Crowtrap is a documentary fiction work by Callum Hill. Weaving together the lives of two men, this short film draws upon their individual dealings with fire to expand across themes such as pyromania, anarchy, radicalism and enlightenment.
Since 1989, seventy-nine pieces of the original Berlin wall have formed the contained space of a coal yard in Prenzlauer Berg, East Berlin. Born in the GDR, the man who created and runs this charged site has a particularly haunted relationship to the fragments of history; the enclosure protects the pieces of coal like a dormant volcano. Through a fictionalised portrayal, Hill parallels this man’s story with that of a heather burner in North Yorkshire, who witnessed the Piper Alpha Disaster of 1988. Whilst the film focuses on the psychology of these two men, it simultaneously gestures to the UK’s political climate and its imminent withdrawal from the EU. The film’s erratic movement is guided by the artist herself, whose presence as both a narrator and character is key to the film’s folding and unfolding across times and spaces both real and imagined.
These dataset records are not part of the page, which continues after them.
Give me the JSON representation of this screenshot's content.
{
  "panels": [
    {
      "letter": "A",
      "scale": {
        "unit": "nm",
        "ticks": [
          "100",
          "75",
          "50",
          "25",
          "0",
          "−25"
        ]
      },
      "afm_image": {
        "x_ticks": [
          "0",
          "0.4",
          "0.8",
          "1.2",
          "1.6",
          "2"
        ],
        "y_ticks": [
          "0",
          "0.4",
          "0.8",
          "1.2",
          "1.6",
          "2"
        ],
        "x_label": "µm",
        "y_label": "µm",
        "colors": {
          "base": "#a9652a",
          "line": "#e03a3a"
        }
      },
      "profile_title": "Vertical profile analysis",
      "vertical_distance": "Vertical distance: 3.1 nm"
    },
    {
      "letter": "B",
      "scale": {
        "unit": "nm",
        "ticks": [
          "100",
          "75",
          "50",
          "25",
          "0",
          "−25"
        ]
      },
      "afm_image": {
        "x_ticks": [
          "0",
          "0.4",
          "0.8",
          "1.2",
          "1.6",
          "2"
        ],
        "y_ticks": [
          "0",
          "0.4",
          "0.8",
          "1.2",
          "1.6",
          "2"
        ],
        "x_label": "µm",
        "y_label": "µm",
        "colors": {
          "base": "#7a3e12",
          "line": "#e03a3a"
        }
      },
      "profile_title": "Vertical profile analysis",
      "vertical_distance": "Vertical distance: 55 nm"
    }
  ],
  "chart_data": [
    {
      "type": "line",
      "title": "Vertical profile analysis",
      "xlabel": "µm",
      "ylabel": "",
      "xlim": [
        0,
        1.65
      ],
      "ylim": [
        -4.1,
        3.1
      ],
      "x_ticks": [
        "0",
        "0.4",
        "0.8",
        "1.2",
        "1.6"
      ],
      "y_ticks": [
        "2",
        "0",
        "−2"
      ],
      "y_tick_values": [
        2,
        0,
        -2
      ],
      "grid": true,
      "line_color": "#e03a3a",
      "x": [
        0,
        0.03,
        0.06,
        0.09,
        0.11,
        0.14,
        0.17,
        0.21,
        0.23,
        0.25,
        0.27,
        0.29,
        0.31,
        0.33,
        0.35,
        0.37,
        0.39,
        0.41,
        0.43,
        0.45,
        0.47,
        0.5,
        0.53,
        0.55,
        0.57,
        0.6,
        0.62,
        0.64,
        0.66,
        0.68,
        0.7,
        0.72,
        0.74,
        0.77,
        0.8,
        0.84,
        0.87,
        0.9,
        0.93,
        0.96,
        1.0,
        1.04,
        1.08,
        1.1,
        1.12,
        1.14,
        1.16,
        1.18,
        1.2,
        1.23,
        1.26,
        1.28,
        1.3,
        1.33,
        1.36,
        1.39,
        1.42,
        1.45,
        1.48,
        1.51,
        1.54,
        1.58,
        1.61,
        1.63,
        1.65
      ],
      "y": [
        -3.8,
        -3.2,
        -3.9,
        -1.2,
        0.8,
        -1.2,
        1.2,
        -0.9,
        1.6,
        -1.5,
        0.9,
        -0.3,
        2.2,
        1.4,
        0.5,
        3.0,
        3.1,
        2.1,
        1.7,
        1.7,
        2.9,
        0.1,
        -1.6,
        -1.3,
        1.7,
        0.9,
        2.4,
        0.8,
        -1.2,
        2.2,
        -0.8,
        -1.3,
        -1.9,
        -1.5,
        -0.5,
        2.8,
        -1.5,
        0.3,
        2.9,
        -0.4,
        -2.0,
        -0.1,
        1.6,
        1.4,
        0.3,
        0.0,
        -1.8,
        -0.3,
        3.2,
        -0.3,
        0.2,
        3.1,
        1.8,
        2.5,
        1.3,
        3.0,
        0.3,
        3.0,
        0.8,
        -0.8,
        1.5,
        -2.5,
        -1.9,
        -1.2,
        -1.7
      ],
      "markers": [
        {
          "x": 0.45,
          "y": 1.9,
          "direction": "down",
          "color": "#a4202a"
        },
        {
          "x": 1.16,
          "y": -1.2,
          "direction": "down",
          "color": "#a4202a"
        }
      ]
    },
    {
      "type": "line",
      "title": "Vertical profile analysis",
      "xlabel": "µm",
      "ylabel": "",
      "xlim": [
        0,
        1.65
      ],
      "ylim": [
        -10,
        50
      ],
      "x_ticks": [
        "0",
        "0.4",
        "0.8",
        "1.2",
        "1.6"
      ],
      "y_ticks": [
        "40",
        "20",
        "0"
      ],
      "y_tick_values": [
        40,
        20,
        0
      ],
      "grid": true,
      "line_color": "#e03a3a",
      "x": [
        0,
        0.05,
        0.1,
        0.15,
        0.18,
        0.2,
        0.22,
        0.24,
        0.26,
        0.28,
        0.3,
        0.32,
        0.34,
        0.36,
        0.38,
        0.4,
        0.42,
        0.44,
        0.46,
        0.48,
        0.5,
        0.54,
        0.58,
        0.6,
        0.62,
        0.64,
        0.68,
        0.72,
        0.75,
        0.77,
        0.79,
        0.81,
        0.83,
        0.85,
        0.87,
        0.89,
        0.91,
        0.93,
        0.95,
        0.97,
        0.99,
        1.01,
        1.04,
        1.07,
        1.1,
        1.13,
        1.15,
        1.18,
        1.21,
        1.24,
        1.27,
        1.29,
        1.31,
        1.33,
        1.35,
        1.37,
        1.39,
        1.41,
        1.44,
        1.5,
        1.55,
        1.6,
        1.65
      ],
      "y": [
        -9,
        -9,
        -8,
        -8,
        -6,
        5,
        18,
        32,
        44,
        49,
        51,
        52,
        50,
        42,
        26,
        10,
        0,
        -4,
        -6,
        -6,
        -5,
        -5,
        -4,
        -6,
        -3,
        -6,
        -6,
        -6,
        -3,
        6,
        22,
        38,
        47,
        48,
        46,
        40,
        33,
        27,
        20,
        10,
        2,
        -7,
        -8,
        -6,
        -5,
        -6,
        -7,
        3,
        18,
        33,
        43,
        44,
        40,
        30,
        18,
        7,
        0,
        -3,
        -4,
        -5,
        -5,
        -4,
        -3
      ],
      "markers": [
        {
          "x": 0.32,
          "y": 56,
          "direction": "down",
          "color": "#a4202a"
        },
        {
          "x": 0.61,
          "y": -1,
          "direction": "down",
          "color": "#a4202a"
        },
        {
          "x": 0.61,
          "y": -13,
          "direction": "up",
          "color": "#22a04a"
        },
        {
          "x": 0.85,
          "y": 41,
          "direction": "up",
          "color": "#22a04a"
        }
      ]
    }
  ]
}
Crowtrap was funded by Arts Council England and The Elephant Trust and kindly supported by Kodak London, Electric Theatre Collective and Arri UK / Germany.

Callum Hill is a London based artist filmmaker. Her films are led by real characters, locations and experiences. From these factual starting points she constructs idiosyncratic, at times erratic, narratives that move between the personal and the political. Previous awards include The Berwick New Cinema Award (2018) and The Aesthetica Artist Film Award (2016). Last year she was participent of Film London’s FLAMIN Fellowship and was an artist in residence at Thomas Dane Gallery, Naples. In 2019 she will be artist in resident at the Irish Museum of Modern Art, Dublin where she is developing a new film work ‘A Portrait of an Artist as a Young German Bitch’. She studied Fine Art at Goldsmiths College and Moving Image at the Royal College of Art, London.